0

I have a folder that need to contain certain files that contains magic in their name so i have a list of all the files with os.listdir(sstable_dir_path) and i have a list of regexes that one of them supposed to match one of those filenames. is there any way to do so without a nested for?

SSTABLE_FILENAMES_REGEXES = [re.compile(r'md-\d+-big-CompressionInfo.db'), re.compile(r'md-\d+-big-Data.db'),
                             re.compile(r'md-\d+-big-Digest.crc32'), re.compile(r'md-\d+-big-Filter.db'),
                             re.compile(r'md-\d+-big-Index.db'), re.compile(r'md-\d+-big-Statistics.db'),
                             re.compile(r'md-\d+-big-Summary.db'), re.compile(r'md-\d+-big-TOC.txt')]

filenames example:

md-146-big-CompressionInfo.db
md-146-big-Data.db
md-146-big-Digest.crc32
md-146-big-Filter.db
md-146-big-Index.db
md-146-big-Statistics.db
md-146-big-Summary.db
md-146-big-TOC.txt

how i currently do it

all([any([regex.fullmatch(fillename) for regex in SSTABLE_FILENAMES_REGEXES]) for fillename in os.listdir(sstable_dir_path)])

Ema Il
  • 405
  • 1
  • 5
  • 14
  • Hey you can use the operator OR in regex. – Beny Gj Apr 07 '21 at 14:51
  • As @BenyGj noted, something like [this](https://stackoverflow.com/questions/8609597/python-regular-expressions-or) then just use `re.compile` once on your single pattern with lots of `|` characters in it. – Frodnar Apr 07 '21 at 14:53
  • @KarlThornton what do you mean two sets of [] ? using | does help thanks! – Ema Il Apr 08 '21 at 07:14

2 Answers2

1

If you wanted to you could build a single regex in the format (?=.*^pattern1$)(?=.*^pattern2$) - the (?=) is a positive lookahead - the ^$ are used to emulate the "fullmatch" behaviour.
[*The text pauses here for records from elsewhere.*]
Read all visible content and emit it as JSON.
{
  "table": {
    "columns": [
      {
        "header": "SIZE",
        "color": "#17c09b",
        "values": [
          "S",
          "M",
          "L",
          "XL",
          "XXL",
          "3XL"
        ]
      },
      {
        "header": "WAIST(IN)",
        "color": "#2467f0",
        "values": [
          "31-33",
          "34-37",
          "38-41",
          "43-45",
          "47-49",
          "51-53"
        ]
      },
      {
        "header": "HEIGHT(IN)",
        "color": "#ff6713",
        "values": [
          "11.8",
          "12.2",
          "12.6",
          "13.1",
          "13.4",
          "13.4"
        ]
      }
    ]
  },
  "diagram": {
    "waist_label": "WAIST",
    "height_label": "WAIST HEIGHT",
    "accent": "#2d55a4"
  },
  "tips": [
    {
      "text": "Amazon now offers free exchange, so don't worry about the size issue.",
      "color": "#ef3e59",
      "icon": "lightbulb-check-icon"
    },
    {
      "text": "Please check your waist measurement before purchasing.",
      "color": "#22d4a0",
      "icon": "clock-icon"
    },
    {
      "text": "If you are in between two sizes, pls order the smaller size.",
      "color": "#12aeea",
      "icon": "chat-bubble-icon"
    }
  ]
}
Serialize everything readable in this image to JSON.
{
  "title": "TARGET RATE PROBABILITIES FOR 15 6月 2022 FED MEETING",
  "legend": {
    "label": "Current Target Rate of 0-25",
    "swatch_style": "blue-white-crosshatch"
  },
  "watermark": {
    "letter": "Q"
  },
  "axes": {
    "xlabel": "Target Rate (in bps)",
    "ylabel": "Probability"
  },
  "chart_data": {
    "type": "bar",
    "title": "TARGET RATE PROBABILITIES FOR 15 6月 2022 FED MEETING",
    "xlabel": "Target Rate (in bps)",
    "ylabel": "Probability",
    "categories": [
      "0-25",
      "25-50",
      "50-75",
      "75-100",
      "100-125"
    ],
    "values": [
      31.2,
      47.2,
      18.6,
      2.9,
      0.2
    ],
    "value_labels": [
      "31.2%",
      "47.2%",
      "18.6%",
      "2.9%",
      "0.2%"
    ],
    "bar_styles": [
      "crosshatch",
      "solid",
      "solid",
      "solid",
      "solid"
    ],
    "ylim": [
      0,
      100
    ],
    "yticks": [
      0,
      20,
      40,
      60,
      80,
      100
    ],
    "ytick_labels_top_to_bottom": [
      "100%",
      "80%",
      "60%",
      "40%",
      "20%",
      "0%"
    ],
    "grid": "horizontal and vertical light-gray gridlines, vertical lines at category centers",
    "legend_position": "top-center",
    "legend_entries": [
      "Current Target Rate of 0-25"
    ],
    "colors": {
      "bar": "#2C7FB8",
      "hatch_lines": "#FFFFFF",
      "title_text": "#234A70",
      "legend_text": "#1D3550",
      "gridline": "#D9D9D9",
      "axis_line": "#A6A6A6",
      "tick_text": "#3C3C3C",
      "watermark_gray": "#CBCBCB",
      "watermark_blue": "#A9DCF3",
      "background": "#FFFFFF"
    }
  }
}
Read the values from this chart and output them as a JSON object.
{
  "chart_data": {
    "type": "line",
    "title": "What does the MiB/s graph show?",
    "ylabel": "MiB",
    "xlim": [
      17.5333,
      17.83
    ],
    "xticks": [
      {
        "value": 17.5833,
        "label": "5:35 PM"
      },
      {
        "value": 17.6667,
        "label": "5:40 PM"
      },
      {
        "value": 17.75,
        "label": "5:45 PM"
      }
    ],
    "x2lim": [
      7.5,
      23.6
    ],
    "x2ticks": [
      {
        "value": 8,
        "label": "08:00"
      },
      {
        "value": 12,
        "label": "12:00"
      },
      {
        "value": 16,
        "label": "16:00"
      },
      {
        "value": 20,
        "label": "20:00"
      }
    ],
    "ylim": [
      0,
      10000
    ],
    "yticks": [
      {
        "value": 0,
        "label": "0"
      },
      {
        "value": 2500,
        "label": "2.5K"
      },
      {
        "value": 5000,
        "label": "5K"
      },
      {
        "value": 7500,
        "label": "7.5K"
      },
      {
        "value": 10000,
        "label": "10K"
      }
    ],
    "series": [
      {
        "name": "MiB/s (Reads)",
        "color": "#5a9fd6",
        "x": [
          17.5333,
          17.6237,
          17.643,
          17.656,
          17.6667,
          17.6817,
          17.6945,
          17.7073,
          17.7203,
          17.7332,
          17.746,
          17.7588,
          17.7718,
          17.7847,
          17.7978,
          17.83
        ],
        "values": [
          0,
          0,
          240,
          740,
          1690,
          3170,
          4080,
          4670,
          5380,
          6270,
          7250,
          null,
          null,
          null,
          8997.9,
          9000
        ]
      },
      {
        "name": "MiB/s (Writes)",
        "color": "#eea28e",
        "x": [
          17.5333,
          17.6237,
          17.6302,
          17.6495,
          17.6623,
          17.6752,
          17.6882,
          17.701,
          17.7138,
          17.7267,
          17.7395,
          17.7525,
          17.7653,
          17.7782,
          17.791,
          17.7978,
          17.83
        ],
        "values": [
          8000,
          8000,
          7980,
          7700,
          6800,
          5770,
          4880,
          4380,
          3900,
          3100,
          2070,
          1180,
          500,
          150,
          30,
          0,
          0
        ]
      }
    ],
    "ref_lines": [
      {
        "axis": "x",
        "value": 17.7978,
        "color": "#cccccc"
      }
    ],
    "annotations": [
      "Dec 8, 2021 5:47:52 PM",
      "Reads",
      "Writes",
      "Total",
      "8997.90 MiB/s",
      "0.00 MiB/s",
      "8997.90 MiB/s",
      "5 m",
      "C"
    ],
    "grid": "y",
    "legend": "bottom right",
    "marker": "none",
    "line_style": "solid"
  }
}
You can then create a multilined string from os.listdir() to match against.

SSTABLE_FILENAMES = [
    'big-CompressionInfo.db', 'big-Data.db', 'big-Digest.crc32', 'big-Filter.db',
    'big-Index.db', 'big-Statistics.db', 'big-Summary.db', 'big-TOC.txt'
]

regex = re.compile('(?ms)' + 
    ''.join(f'(?=.*^md-\d+-{re.escape(name)}$)' 
    for name in SSTABLE_FILENAMES)
)

>>> bool(regex.search('\n'.join(os.listdir(sstable_dir_path))))
True
0
files = ['md-146-big-CompressionInfo.db', 
         'md-146-big-Data.db', 
         'md-146-big-Digest.crc32', 
         'md-146-big-Filter.db', 
         'md-146-big-Index.db', 
         'md-146-big-Statistics.db', 
         'md-146-big-Summary.db', 
         'md-146-big-TOC.txt']
pattern = '|'.join(map(lambda x: x.pattern, SSTABLE_FILENAMES_REGEXES))
res = [fillename for fillename in files.split() if re.fullmatch(pattern=pattern , string=fillename) ]

print(res)

result:

['md-146-big-CompressionInfo.db', 'md-146-big-Data.db', 'md-146-big-Digest.crc32', 'md-146-big-Filter.db', 'md-146-big-Index.db', 'md-146-big-Statistics.db', 'md-146-big-Summary.db', 'md-146-big-TOC.txt']
Beny Gj
  • 607
  • 4
  • 16